Why Too Many Women’s Leadership Initiatives Fail
Here are three actionable tips to keep high-potential women from leaking through the leadership pipeline at your organization
By | Alexia Vernon | www.entrepreneur.com
From mentorship programs for high-potential women to women’s leadership development conferences that bring women from different teams and locations together to connect and grow, many companies have made it a priority to address the dearth of corporate women’s leadership.
Women make up nearly half of the U.S. labor force and 2020 has set a record for women CEOs of Fortune 500 companies, but most U.S. companies are struggling when it comes to their women’s leadership development initiatives. Plus, many organizations that have been hurt by the current health and economic crisis have yet to use their initiatives to address how to support female employees who are tasked with working from home while caring for children who are no longer in school or child-care.
According to a 2020 brief by UN Women, while women “are at the helm of institutions carrying out effective and inclusive COVID-19 responses, from the highest levels of decision-making to frontline service delivery,” women are still underrepresented in too many decision-making forums.
For organizations to truly champion their women from recruitment to senior leadership, and every step in between, it’s critical to address the following blind spots to ensure that new or existing women’s leadership initiatives meet the real needs of women employees and set them up for long-term success.

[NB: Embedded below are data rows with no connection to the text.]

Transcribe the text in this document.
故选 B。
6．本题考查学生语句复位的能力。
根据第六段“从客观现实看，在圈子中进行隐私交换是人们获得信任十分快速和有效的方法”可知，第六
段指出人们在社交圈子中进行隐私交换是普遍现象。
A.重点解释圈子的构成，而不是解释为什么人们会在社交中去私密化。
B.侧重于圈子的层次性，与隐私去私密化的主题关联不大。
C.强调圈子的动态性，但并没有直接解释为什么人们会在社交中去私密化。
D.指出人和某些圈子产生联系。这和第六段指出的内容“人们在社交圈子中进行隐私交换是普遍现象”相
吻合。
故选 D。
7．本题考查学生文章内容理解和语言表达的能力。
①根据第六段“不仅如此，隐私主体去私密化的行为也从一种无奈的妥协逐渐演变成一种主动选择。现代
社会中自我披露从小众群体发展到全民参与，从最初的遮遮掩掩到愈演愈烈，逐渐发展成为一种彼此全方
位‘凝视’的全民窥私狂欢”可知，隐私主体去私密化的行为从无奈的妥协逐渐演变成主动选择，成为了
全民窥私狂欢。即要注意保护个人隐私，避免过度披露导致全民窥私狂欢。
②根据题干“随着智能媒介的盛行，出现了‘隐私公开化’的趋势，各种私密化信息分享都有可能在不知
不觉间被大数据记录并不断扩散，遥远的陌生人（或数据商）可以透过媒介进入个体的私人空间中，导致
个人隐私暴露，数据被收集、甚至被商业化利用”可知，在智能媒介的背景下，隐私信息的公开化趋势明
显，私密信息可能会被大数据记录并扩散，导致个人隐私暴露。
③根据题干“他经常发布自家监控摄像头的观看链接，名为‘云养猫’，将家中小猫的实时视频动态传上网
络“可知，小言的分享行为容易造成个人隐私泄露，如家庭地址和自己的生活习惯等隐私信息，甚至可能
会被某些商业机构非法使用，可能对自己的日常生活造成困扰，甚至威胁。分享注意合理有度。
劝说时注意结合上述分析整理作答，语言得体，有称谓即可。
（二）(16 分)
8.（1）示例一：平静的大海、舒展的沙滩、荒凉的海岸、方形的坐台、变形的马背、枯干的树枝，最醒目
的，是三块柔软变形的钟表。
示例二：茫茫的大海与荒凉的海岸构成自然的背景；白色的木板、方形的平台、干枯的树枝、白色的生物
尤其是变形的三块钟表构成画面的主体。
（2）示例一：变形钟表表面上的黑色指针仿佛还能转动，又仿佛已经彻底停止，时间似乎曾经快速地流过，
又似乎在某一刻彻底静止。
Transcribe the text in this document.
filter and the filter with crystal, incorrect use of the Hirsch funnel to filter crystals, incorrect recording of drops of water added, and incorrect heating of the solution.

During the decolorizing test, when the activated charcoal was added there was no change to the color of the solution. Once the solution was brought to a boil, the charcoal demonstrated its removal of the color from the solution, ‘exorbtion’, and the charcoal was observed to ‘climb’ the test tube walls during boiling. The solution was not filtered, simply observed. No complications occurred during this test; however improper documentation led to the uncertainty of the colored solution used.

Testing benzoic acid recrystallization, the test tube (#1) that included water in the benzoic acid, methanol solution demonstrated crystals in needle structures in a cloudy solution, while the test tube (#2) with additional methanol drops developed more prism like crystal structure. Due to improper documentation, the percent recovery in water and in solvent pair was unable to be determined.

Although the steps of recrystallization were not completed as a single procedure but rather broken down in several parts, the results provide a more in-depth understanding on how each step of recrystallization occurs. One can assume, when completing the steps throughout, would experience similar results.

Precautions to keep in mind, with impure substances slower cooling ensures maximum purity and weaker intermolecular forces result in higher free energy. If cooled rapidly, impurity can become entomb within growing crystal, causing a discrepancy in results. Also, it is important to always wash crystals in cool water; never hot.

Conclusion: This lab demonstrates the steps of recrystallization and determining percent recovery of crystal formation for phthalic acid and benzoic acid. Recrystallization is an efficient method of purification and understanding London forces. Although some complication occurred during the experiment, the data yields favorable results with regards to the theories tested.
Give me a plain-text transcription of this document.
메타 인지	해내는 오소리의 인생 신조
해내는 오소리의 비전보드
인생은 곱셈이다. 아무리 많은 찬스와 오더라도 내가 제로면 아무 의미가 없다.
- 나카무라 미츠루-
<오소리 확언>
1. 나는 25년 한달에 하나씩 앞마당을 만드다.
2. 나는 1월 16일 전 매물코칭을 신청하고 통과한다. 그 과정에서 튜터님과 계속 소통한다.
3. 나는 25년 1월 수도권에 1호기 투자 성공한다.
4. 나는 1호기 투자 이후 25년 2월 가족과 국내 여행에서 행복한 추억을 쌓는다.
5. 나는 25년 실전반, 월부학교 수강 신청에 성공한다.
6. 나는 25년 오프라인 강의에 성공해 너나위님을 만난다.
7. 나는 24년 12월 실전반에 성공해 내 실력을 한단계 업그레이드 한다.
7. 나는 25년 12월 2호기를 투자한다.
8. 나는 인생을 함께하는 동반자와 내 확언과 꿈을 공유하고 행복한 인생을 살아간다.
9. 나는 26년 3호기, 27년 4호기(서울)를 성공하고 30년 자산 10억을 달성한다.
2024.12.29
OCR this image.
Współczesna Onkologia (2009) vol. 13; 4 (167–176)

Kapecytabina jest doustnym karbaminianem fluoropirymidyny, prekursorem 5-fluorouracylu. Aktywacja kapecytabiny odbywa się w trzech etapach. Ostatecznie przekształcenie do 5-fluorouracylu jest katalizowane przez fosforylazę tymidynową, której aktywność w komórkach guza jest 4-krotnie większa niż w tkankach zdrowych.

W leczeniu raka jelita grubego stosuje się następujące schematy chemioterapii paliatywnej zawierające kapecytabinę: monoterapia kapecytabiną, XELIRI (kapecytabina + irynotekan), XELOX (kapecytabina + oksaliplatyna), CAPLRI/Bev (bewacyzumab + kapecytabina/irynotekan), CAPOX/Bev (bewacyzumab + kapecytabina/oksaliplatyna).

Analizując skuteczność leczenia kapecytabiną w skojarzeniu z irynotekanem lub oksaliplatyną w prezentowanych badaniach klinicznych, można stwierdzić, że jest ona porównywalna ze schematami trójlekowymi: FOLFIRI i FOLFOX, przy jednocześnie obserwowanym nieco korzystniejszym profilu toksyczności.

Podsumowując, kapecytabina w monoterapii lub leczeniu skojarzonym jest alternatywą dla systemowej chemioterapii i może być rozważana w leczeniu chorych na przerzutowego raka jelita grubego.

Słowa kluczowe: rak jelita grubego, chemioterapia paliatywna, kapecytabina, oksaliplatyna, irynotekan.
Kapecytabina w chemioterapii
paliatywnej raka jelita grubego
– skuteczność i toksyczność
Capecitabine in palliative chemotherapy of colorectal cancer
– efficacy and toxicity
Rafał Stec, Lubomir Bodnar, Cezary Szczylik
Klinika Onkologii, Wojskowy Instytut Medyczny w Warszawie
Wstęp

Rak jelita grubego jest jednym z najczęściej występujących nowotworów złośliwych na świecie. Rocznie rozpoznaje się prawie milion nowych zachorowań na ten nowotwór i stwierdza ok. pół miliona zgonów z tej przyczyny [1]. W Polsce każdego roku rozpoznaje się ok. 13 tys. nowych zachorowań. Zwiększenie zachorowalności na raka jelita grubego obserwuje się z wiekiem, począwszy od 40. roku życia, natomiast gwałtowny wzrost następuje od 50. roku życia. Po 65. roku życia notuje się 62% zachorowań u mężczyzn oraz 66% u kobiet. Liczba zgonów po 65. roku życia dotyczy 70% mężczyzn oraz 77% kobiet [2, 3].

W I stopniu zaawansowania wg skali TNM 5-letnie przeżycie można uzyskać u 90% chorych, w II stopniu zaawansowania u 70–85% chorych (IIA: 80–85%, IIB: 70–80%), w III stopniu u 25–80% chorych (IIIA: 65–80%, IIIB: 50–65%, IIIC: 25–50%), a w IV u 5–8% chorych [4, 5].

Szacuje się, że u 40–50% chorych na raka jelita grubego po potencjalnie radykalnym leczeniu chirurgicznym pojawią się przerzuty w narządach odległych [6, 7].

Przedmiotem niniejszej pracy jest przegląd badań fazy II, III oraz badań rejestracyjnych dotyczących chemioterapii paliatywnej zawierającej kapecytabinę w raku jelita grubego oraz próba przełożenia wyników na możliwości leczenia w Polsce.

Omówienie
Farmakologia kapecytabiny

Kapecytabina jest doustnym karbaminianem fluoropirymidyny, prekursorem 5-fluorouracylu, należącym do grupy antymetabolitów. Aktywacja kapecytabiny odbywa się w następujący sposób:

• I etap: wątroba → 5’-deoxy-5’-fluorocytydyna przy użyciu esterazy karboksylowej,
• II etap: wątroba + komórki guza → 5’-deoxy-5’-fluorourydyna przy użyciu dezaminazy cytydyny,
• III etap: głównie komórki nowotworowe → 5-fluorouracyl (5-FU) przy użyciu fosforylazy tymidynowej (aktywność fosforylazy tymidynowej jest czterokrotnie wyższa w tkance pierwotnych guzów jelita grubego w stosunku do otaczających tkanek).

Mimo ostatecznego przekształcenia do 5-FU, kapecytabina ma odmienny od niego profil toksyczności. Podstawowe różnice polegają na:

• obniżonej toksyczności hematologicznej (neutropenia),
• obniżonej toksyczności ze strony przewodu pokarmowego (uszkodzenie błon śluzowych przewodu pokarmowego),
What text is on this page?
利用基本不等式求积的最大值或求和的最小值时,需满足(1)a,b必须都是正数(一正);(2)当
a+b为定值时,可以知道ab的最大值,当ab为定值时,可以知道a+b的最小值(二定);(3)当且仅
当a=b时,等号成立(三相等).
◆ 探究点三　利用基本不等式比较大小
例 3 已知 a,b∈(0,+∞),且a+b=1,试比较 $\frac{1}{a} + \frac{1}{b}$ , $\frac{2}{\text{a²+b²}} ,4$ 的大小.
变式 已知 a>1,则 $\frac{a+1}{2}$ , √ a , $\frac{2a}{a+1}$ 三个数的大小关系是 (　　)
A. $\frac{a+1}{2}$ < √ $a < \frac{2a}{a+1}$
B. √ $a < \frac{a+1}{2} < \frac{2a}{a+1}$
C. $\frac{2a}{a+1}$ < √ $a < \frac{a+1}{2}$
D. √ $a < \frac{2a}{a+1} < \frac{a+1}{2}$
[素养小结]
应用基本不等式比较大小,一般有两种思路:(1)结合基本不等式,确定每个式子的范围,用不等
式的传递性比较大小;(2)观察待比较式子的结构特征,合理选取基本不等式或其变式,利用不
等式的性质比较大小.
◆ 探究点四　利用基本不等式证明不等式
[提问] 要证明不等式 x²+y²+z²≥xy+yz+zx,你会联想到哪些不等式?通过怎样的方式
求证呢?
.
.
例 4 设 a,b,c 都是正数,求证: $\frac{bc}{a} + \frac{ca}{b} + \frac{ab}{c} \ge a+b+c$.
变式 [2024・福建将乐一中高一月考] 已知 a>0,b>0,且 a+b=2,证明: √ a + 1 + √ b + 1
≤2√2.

1. Begin with a Corporate Gender Responsibility plan
Corporate Gender Responsibility (CGR) is a company’s ability to create and sustain a culture and brand that protects and empowers female employees, board members, customers, and community members. One of the unintended consequences of the Me Too movement is that many organizations have prioritized the protection part of CGR over the empowerment one. As a result, organizations often have better sexual harassment prevention than they did several years ago, but they haven’t focused on how to cultivate more women leaders and prevent women during their childbearing years from leaking out of their leadership pipelines. By beginning with CGR, organizations look at women’s experiences and how to improve them from recruitment, hiring, and onboarding to management, ongoing development, and advancement.